Tadaaaa :D Great work!!!! You did it. Time to high-five your neighbor.

For the cherry on top: There's a function called `p.adjust()` that allows you to correct  _p_-values for multiple testing. You could add another column with adjusted _p_-values (e.g. with the false discovery rate FDR) and then save the table to a file to send to your supervisor! 

```{r, echo=TRUE, eval=FALSE}
results["pFDR"] <- p.adjust(results$p_value, method = "fdr") # the new p-values are larger i.e. fewer of them are significant. FDR is not a particularly strict method.
write.csv(results, "correlation_analysis_results.csv", row.names = FALSE) # if you don't add 'row.names = FALSE', there will be one extra column with the row numbers. But that would be superfluous.
```

### T-test

I don't know if you noticed but the samples we've been looking at we're really evenly sampled. Did you notice the gap? One way to visualize distributions is with violin plots. Do you think you can produce a violin plot (geom_violin) of the depth distribution of our samples?

```{r}
ggplot(stats, aes(x="Sponge samples", y=Depth))+
  geom_violin(adjust = .5)+ # the argument/factor in the parenthesis just makes it look slimmer/snug.
  geom_jitter(height = 0)
```

This uneven distribution made us think and go back to our data and talk to oceanographers. It turns out we tried to sample evenly but there weren't any sponge samples found between 900 and 1200 m. One hypothesis for this would be oceanic currents separating two populations. In that case, a correlation analysis assuming one continuous sample population wouldn't really be appropriate. We could use a `t.test` instead to test for differences between populations. We set the cutoff in the middle at 1000 m, to separate the two groups.

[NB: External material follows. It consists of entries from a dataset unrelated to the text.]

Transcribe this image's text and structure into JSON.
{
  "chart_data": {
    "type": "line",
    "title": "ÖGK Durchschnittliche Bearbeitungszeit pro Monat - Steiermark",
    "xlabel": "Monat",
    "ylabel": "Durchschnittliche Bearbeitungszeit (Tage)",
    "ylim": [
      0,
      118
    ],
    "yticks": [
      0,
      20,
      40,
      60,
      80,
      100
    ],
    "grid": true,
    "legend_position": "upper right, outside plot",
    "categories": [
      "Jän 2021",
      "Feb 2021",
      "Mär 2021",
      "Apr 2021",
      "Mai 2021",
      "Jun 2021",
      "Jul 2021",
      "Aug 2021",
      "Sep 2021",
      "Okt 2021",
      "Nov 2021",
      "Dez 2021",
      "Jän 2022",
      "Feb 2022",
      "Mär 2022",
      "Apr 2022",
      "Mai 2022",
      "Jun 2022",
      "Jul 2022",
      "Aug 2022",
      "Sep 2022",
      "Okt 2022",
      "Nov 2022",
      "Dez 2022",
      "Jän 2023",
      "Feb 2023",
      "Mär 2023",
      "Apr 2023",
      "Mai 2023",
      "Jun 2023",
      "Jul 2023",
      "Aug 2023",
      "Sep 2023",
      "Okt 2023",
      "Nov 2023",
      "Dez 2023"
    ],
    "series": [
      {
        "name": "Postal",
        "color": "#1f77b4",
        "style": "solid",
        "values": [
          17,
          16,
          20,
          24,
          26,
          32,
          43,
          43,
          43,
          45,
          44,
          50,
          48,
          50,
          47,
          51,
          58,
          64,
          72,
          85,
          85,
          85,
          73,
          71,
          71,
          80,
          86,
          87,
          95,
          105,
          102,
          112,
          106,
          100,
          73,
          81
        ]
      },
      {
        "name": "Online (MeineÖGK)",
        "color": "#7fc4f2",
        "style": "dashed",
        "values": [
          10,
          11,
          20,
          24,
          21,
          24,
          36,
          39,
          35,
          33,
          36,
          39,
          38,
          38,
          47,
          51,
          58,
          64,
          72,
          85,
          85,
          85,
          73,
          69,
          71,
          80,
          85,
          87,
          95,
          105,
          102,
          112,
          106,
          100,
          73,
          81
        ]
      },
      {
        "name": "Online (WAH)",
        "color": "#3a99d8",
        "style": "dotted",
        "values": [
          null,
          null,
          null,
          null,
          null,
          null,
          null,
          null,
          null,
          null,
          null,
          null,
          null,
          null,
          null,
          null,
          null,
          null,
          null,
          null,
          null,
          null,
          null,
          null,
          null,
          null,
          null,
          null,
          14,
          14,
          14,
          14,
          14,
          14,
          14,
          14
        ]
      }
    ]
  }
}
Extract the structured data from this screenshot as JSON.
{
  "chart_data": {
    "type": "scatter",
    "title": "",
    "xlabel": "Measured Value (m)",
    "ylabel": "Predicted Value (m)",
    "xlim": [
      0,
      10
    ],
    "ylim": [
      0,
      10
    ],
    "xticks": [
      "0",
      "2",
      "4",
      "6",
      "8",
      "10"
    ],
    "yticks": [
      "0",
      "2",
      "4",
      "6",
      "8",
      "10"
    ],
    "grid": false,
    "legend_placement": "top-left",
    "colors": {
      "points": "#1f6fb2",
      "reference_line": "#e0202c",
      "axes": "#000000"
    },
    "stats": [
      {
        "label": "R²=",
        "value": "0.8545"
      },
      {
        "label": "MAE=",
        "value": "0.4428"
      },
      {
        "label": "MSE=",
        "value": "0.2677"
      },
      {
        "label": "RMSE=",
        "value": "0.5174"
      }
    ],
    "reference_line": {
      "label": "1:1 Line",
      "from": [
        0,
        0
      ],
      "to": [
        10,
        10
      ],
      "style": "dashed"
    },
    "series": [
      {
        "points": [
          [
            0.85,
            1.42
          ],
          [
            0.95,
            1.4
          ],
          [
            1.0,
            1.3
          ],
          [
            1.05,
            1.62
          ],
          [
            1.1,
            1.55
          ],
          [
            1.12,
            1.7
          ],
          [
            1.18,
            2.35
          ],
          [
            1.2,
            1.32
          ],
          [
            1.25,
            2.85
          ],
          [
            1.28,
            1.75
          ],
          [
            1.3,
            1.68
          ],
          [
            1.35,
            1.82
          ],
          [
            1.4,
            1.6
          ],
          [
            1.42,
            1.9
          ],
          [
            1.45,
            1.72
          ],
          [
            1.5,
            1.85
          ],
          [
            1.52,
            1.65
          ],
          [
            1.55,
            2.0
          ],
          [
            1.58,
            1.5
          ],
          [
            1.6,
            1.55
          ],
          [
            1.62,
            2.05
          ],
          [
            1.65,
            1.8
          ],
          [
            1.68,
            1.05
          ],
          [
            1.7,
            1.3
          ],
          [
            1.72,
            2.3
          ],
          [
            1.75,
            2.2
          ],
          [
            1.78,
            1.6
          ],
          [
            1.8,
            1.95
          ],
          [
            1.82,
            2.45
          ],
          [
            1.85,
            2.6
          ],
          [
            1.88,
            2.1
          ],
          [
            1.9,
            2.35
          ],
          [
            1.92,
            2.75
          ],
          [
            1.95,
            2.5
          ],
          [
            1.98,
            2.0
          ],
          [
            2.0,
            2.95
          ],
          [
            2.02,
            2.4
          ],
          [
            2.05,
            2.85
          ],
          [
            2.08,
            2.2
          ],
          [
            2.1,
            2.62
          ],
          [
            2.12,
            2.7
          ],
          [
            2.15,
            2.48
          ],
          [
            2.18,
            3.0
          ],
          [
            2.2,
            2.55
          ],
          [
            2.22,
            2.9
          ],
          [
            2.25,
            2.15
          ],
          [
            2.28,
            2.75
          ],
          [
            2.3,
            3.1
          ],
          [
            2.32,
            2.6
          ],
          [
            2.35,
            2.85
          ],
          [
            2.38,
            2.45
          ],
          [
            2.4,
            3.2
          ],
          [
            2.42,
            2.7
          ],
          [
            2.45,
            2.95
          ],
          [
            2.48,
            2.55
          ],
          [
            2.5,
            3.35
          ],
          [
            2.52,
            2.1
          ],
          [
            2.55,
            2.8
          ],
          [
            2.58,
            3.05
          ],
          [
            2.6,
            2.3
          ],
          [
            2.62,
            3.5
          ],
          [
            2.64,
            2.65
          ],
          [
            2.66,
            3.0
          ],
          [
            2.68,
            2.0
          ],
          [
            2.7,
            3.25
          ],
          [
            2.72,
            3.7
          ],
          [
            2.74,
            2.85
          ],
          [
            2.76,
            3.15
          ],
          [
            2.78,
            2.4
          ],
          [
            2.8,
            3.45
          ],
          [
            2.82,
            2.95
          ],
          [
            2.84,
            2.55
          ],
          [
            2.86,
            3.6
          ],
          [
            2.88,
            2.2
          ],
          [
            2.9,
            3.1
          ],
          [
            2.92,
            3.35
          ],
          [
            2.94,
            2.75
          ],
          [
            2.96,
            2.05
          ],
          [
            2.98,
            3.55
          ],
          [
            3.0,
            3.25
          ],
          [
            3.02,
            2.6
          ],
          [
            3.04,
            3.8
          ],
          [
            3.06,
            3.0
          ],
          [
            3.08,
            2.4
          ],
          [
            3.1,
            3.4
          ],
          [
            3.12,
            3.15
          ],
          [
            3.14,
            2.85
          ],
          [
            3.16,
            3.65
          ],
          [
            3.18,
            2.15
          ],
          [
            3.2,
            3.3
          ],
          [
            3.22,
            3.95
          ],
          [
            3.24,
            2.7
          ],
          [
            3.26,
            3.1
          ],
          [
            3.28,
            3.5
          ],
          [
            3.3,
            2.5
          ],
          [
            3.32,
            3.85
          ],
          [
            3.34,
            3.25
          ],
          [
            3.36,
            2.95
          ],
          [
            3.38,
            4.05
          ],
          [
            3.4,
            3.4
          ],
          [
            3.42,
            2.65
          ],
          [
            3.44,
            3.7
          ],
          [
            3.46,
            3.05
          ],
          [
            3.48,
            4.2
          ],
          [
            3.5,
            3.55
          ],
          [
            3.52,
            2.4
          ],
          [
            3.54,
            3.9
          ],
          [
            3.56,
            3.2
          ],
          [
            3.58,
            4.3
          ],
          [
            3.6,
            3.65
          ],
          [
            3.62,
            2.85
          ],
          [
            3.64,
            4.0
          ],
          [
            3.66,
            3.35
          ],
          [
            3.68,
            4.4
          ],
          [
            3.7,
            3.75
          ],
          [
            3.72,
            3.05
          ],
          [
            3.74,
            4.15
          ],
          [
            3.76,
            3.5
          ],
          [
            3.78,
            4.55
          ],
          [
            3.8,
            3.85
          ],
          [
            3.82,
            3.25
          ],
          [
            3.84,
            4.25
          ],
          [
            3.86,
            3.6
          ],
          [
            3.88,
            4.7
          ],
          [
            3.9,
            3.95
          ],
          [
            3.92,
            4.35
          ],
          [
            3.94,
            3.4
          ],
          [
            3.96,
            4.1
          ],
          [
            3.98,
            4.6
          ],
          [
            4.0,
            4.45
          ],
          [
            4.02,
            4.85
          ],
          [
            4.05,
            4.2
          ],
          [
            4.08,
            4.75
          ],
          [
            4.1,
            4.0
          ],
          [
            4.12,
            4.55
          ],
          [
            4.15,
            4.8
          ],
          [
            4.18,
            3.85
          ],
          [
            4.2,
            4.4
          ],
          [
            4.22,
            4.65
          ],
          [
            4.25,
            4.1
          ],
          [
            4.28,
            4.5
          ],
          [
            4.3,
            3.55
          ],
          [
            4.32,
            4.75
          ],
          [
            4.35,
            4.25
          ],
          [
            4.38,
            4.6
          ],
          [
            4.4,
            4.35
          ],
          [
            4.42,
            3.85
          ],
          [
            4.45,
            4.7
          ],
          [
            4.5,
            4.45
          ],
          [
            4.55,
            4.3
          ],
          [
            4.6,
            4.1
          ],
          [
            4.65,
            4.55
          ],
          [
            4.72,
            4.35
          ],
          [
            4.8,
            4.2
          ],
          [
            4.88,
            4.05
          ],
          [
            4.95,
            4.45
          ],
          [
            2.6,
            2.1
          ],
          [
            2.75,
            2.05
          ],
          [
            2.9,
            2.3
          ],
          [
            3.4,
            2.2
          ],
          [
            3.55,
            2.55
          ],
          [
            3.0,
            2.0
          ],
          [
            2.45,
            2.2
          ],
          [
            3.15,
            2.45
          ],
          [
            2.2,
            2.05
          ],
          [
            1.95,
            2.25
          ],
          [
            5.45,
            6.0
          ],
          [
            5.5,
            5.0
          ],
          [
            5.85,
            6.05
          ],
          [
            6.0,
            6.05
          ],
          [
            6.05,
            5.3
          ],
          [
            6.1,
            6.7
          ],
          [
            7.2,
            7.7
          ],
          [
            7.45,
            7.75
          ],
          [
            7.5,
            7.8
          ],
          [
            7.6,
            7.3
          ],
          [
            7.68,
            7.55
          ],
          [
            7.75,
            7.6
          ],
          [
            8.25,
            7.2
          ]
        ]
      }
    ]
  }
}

Let's start again just with one compound, I'll pick barettin again. How can we select the signal intensity only for samples shallower or deeper than 1000 m respectively?

Hint:
```{r}
# 'df$column' selects a column

# [] allows you to set a condition or selection criterion. You can refer to another column and use < or > for instance

```

Solution:
```{r}
stats$barettin[stats$Depth<1000] # barettin signal from samples shallower (less than) 1000 m depth
stats$barettin[stats$Depth>1000] # barettin signal from samples deeper (more than) 1000 m depth
```

Perfect, let's plug those into the t.test command!

Solution:
```{r}
t.test(stats$barettin[stats$Depth<1000], stats$barettin[stats$Depth>1000])
```
The very small _p_-value tells us to reject the null hypothesis that the difference of the means is zero or deviations from it due to random coincidence.

If you're feeling it, you could try to adapt the while loop we've worked on for the correlation analysis and modify it to work with the t-test. Otherwise, feel free to move on.

```{r, echo=TRUE, eval=FALSE}
# copy-pasted from before: empty data frame to collect the results
results <- data.frame(colnames(stats[2:(dim(stats)[2]-1)]))
colnames(results) <- "compound"
results["p_value"] <- NA

n <- 1

while(n<dim(stats)[2]-1){
  n <- n+1
  k <- t.test(stats[,n][stats$Depth<1000], stats[,n][stats$Depth>1000]) # do the t-test and save it as 'k'
  results$p_value[n-1] <- k$p.value # take the p-value from the t-test and save it in the data frame we just created
}


```

Did you get an error message?

`Error in t.test.default(stats[, n][stats$Depth < 1000], stats[, n][stats$Depth >  : not enough 'y' observations`
  
The cool thing now is you can have a look at the results and see where it failed! As of serotonin, the table is empty. We have too little data to perform this test for serotonin. It should work if you just delete the column for serotonin. `stats$serotonin <- NULL` but remember to also adapt the 'results' data frame (i.e. re-run that part of the code).

Look at you, champ! You've made it through another tutorial! I hope you found some of the content useful for yourself. Keep going!